The Nature of the Duty to Act Honestly in Contract Performance

On appeal to the Supreme Court of Canada, the majority of the 9-judge panel overruled the Court of Appeal, and restored the trial judge’s decision awarding Callow damages.

The Court began by revisiting the key principles it had laid down previously in Bhasin v. Hyrnew. It reconfirmed that the duty of honest performance applies to all contracts, and requires that each party must not lie or otherwise knowingly mislead the other about matters that are “directly linked to the performance of the contract”. This requires looking at whether a contractual right was exercised, or a contractual obligation was performed, in a manner that was dishonest.

Next, the Court emphasized that the duty of honesty is a contractual doctrine that does more than just prohibit outright lies; it also covers misleading conduct. As the Court explained:

[91] At the end of the day, whether or not a party has “knowingly misled” its counterparty is a highly fact-specific determination, and can include lies, half-truths, omissions, and even silence, depending on the circumstances.
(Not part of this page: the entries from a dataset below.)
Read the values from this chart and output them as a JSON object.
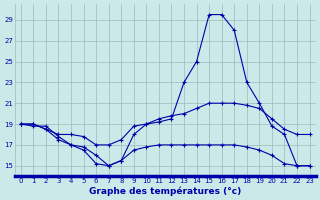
{
  "title": "Graphe des températures (°c)",
  "bg_color": "#cce8e8",
  "grid_color": "#99bbbb",
  "line_color": "#0000aa",
  "xlim": [
    -0.5,
    23.5
  ],
  "ylim": [
    14.0,
    30.5
  ],
  "yticks": [
    15,
    17,
    19,
    21,
    23,
    25,
    27,
    29
  ],
  "xticks": [
    0,
    1,
    2,
    3,
    4,
    5,
    6,
    7,
    8,
    9,
    10,
    11,
    12,
    13,
    14,
    15,
    16,
    17,
    18,
    19,
    20,
    21,
    22,
    23
  ],
  "line1_x": [
    0,
    1,
    2,
    3,
    4,
    5,
    6,
    7,
    8,
    9,
    10,
    11,
    12,
    13,
    14,
    15,
    16,
    17,
    18,
    19,
    20,
    21,
    22,
    23
  ],
  "line1_y": [
    19.0,
    18.8,
    18.8,
    17.8,
    17.0,
    16.5,
    15.2,
    15.0,
    15.5,
    18.0,
    19.0,
    19.2,
    19.5,
    23.0,
    25.0,
    29.5,
    29.5,
    28.0,
    23.0,
    21.0,
    18.8,
    18.0,
    15.0,
    15.0
  ],
  "line2_x": [
    0,
    1,
    2,
    3,
    4,
    5,
    6,
    7,
    8,
    9,
    10,
    11,
    12,
    13,
    14,
    15,
    16,
    17,
    18,
    19,
    20,
    21,
    22,
    23
  ],
  "line2_y": [
    19.0,
    19.0,
    18.5,
    18.0,
    18.0,
    17.8,
    17.0,
    17.0,
    17.5,
    18.8,
    19.0,
    19.5,
    19.8,
    20.0,
    20.5,
    21.0,
    21.0,
    21.0,
    20.8,
    20.5,
    19.5,
    18.5,
    18.0,
    18.0
  ],
  "line3_x": [
    0,
    1,
    2,
    3,
    4,
    5,
    6,
    7,
    8,
    9,
    10,
    11,
    12,
    13,
    14,
    15,
    16,
    17,
    18,
    19,
    20,
    21,
    22,
    23
  ],
  "line3_y": [
    19.0,
    19.0,
    18.5,
    17.5,
    17.0,
    16.8,
    16.0,
    15.0,
    15.5,
    16.5,
    16.8,
    17.0,
    17.0,
    17.0,
    17.0,
    17.0,
    17.0,
    17.0,
    16.8,
    16.5,
    16.0,
    15.2,
    15.0,
    15.0
  ]
}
I stress that this list is not closed; it merely exemplifies that dishonesty or misleading conduct is not confined to direct lies.

That said, the Court noted that the duty generally stops short of imposing a positive disclosure obligation on the contracting parties, but does encompass the obligation to correct any false impressions that are created in one party by the words or actions of the other.

Applying the Principles

With those concepts in mind, the Court confirmed that in the present case: 1) the organizing principle of good faith performance and the duty of honest performance had been engaged; and 2) Baycrest had breached its duty in the course of its dealings with Callow.
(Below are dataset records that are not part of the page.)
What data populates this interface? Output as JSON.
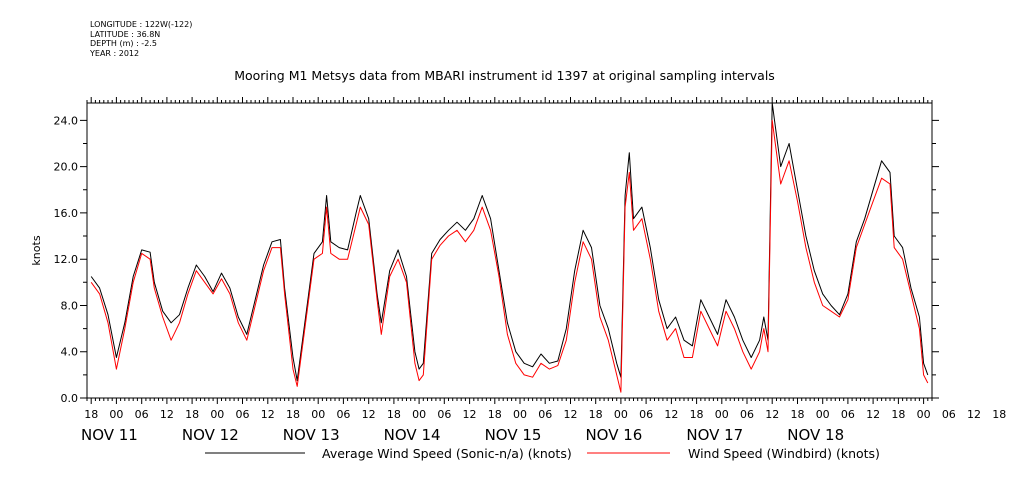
{
  "header": {
    "longitude": "LONGITUDE : 122W(-122)",
    "latitude": "LATITUDE : 36.8N",
    "depth": "DEPTH (m) : -2.5",
    "year": "YEAR : 2012"
  },
  "chart_data": {
    "type": "line",
    "title": "Mooring M1 Metsys data from MBARI instrument id 1397 at original sampling intervals",
    "ylabel": "knots",
    "ylim": [
      0,
      25.5
    ],
    "yticks": [
      "0.0",
      "4.0",
      "8.0",
      "12.0",
      "16.0",
      "20.0",
      "24.0"
    ],
    "xlim_hours": [
      -7,
      194
    ],
    "hour_ticks": [
      "18",
      "00",
      "06",
      "12",
      "18",
      "00",
      "06",
      "12",
      "18",
      "00",
      "06",
      "12",
      "18",
      "00",
      "06",
      "12",
      "18",
      "00",
      "06",
      "12",
      "18",
      "00",
      "06",
      "12",
      "18",
      "00",
      "06",
      "12",
      "18",
      "00",
      "06",
      "12",
      "18",
      "00",
      "06",
      "12",
      "18"
    ],
    "days": [
      "NOV 11",
      "NOV 12",
      "NOV 13",
      "NOV 14",
      "NOV 15",
      "NOV 16",
      "NOV 17",
      "NOV 18"
    ],
    "series": [
      {
        "name": "Average Wind Speed (Sonic-n/a) (knots)",
        "color": "#000000",
        "points": [
          [
            -6,
            10.5
          ],
          [
            -4,
            9.5
          ],
          [
            -2,
            7.2
          ],
          [
            0,
            3.5
          ],
          [
            2,
            6.5
          ],
          [
            4,
            10.5
          ],
          [
            6,
            12.8
          ],
          [
            8,
            12.6
          ],
          [
            9,
            10
          ],
          [
            11,
            7.5
          ],
          [
            13,
            6.5
          ],
          [
            15,
            7.2
          ],
          [
            17,
            9.5
          ],
          [
            19,
            11.5
          ],
          [
            21,
            10.5
          ],
          [
            23,
            9.2
          ],
          [
            25,
            10.8
          ],
          [
            27,
            9.5
          ],
          [
            29,
            7
          ],
          [
            31,
            5.5
          ],
          [
            33,
            8.5
          ],
          [
            35,
            11.5
          ],
          [
            37,
            13.5
          ],
          [
            39,
            13.7
          ],
          [
            40,
            9.5
          ],
          [
            42,
            3.5
          ],
          [
            43,
            1.5
          ],
          [
            45,
            7
          ],
          [
            47,
            12.5
          ],
          [
            49,
            13.5
          ],
          [
            50,
            17.5
          ],
          [
            51,
            13.5
          ],
          [
            53,
            13
          ],
          [
            55,
            12.8
          ],
          [
            57,
            16
          ],
          [
            58,
            17.5
          ],
          [
            60,
            15.5
          ],
          [
            62,
            9
          ],
          [
            63,
            6.5
          ],
          [
            65,
            11
          ],
          [
            67,
            12.8
          ],
          [
            69,
            10.5
          ],
          [
            71,
            4
          ],
          [
            72,
            2.5
          ],
          [
            73,
            3
          ],
          [
            75,
            12.5
          ],
          [
            77,
            13.7
          ],
          [
            79,
            14.5
          ],
          [
            81,
            15.2
          ],
          [
            83,
            14.5
          ],
          [
            85,
            15.5
          ],
          [
            87,
            17.5
          ],
          [
            89,
            15.5
          ],
          [
            91,
            11
          ],
          [
            93,
            6.5
          ],
          [
            95,
            4
          ],
          [
            97,
            3
          ],
          [
            99,
            2.7
          ],
          [
            101,
            3.8
          ],
          [
            103,
            3
          ],
          [
            105,
            3.2
          ],
          [
            107,
            6
          ],
          [
            109,
            11
          ],
          [
            111,
            14.5
          ],
          [
            113,
            13
          ],
          [
            115,
            8
          ],
          [
            117,
            6
          ],
          [
            119,
            3
          ],
          [
            120,
            1.8
          ],
          [
            121,
            17.5
          ],
          [
            122,
            21.2
          ],
          [
            123,
            15.5
          ],
          [
            125,
            16.5
          ],
          [
            127,
            13
          ],
          [
            129,
            8.5
          ],
          [
            131,
            6
          ],
          [
            133,
            7
          ],
          [
            135,
            5
          ],
          [
            137,
            4.5
          ],
          [
            139,
            8.5
          ],
          [
            141,
            7
          ],
          [
            143,
            5.5
          ],
          [
            145,
            8.5
          ],
          [
            147,
            7
          ],
          [
            149,
            5
          ],
          [
            151,
            3.5
          ],
          [
            153,
            5
          ],
          [
            154,
            7
          ],
          [
            155,
            5
          ],
          [
            156,
            25.5
          ],
          [
            158,
            20
          ],
          [
            160,
            22
          ],
          [
            162,
            18
          ],
          [
            164,
            14
          ],
          [
            166,
            11
          ],
          [
            168,
            9
          ],
          [
            170,
            8
          ],
          [
            172,
            7.2
          ],
          [
            174,
            9
          ],
          [
            176,
            13.5
          ],
          [
            178,
            15.5
          ],
          [
            180,
            18
          ],
          [
            182,
            20.5
          ],
          [
            184,
            19.5
          ],
          [
            185,
            14
          ],
          [
            187,
            13
          ],
          [
            189,
            9.5
          ],
          [
            191,
            7
          ],
          [
            192,
            3
          ],
          [
            193,
            2
          ]
        ]
      },
      {
        "name": "Wind Speed (Windbird) (knots)",
        "color": "#ff0000",
        "points": [
          [
            -6,
            10
          ],
          [
            -4,
            9
          ],
          [
            -2,
            6.5
          ],
          [
            0,
            2.5
          ],
          [
            2,
            6
          ],
          [
            4,
            10
          ],
          [
            6,
            12.5
          ],
          [
            8,
            12
          ],
          [
            9,
            9.5
          ],
          [
            11,
            7
          ],
          [
            13,
            5
          ],
          [
            15,
            6.5
          ],
          [
            17,
            9
          ],
          [
            19,
            11
          ],
          [
            21,
            10
          ],
          [
            23,
            9
          ],
          [
            25,
            10.3
          ],
          [
            27,
            9
          ],
          [
            29,
            6.5
          ],
          [
            31,
            5
          ],
          [
            33,
            8
          ],
          [
            35,
            11
          ],
          [
            37,
            13
          ],
          [
            39,
            13
          ],
          [
            40,
            9
          ],
          [
            42,
            2.5
          ],
          [
            43,
            1
          ],
          [
            45,
            6.5
          ],
          [
            47,
            12
          ],
          [
            49,
            12.5
          ],
          [
            50,
            16.5
          ],
          [
            51,
            12.5
          ],
          [
            53,
            12
          ],
          [
            55,
            12
          ],
          [
            57,
            15
          ],
          [
            58,
            16.5
          ],
          [
            60,
            15
          ],
          [
            62,
            8.5
          ],
          [
            63,
            5.5
          ],
          [
            65,
            10.5
          ],
          [
            67,
            12
          ],
          [
            69,
            10
          ],
          [
            71,
            3
          ],
          [
            72,
            1.5
          ],
          [
            73,
            2
          ],
          [
            75,
            12
          ],
          [
            77,
            13.2
          ],
          [
            79,
            14
          ],
          [
            81,
            14.5
          ],
          [
            83,
            13.5
          ],
          [
            85,
            14.5
          ],
          [
            87,
            16.5
          ],
          [
            89,
            14.5
          ],
          [
            91,
            10.5
          ],
          [
            93,
            5.5
          ],
          [
            95,
            3
          ],
          [
            97,
            2
          ],
          [
            99,
            1.8
          ],
          [
            101,
            3
          ],
          [
            103,
            2.5
          ],
          [
            105,
            2.8
          ],
          [
            107,
            5
          ],
          [
            109,
            10
          ],
          [
            111,
            13.5
          ],
          [
            113,
            12
          ],
          [
            115,
            7
          ],
          [
            117,
            5
          ],
          [
            119,
            2
          ],
          [
            120,
            0.5
          ],
          [
            121,
            16.5
          ],
          [
            122,
            19.5
          ],
          [
            123,
            14.5
          ],
          [
            125,
            15.5
          ],
          [
            127,
            12
          ],
          [
            129,
            7.5
          ],
          [
            131,
            5
          ],
          [
            133,
            6
          ],
          [
            135,
            3.5
          ],
          [
            137,
            3.5
          ],
          [
            139,
            7.5
          ],
          [
            141,
            6
          ],
          [
            143,
            4.5
          ],
          [
            145,
            7.5
          ],
          [
            147,
            6
          ],
          [
            149,
            4
          ],
          [
            151,
            2.5
          ],
          [
            153,
            4
          ],
          [
            154,
            6
          ],
          [
            155,
            4
          ],
          [
            156,
            24
          ],
          [
            158,
            18.5
          ],
          [
            160,
            20.5
          ],
          [
            162,
            17
          ],
          [
            164,
            13
          ],
          [
            166,
            10
          ],
          [
            168,
            8
          ],
          [
            170,
            7.5
          ],
          [
            172,
            7
          ],
          [
            174,
            8.5
          ],
          [
            176,
            13
          ],
          [
            178,
            15
          ],
          [
            180,
            17
          ],
          [
            182,
            19
          ],
          [
            184,
            18.5
          ],
          [
            185,
            13
          ],
          [
            187,
            12
          ],
          [
            189,
            9
          ],
          [
            191,
            6
          ],
          [
            192,
            2
          ],
          [
            193,
            1.3
          ]
        ]
      }
    ],
    "grid": false,
    "legend": "bottom"
  }
}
Specifically, Baycrest had actively and knowingly deceived or misled Callow into believing that the existing two-year winter maintenance contract would not be terminated. In the time leading up to giving notice, Baycrest misrepresented its intentions and the overall state of affairs, and knowingly failed to correct Callow’s misapprehensions as they arose.

More importantly, Baycrest had exercised its contractual termination rights in a wrongful manner, owing to the surrounding dishonesty and its misrepresentations on matters that were directly linked to the agreement with Callow. The Court noted that Baycrest’s termination rights in the agreement were not unfettered; they had to be exercised honestly and in accord with the pervasive requirement of good faith, which went beyond merely giving Callow the required 10 days’ notice stipulated.

Since Baycrest had breached its duty of honest performance, Callow was entitled to damages equivalent to those awarded for breach of contract. Those damages strived to put Callow, as the injured party, in the same position it would have been if Baycrest had properly performed its full contractual obligations under the two-year agreement.

These included Callow’s consequential loss of opportunity caused by Baycrest’s breach – meaning unrealized new contracts for the second winter that Callow could have secured had it known of Baycrest’s early-termination plan. Callow was also awarded full payment for the gratis work that, to Baycrest’s knowledge, it had fruitlessly performed in a bid to persuade Baycrest to renew with Callow for another two years.

The Takeaway Message

In its latest decision, the Supreme Court of Canada has added helpful clarity around the concept of “honesty” as it relates to the duty of good faith contractual performance. The Court makes it abundantly clear that the duty will be breached if one contracting party deceives the other about a matter that is linked to the performance of the contract. Moreover, in the right circumstances that culpable deception can take many forms: outright lies, half-truths, omissions, and even silence.

For anyone in the business sector, this is an important message to incorporate into present-day contractual dealings, and to carry-forward when negotiating new obligations.

Disclaimer: The content in this article is provided for general information purposes only. It does not constitute legal advice. All rights are reserved).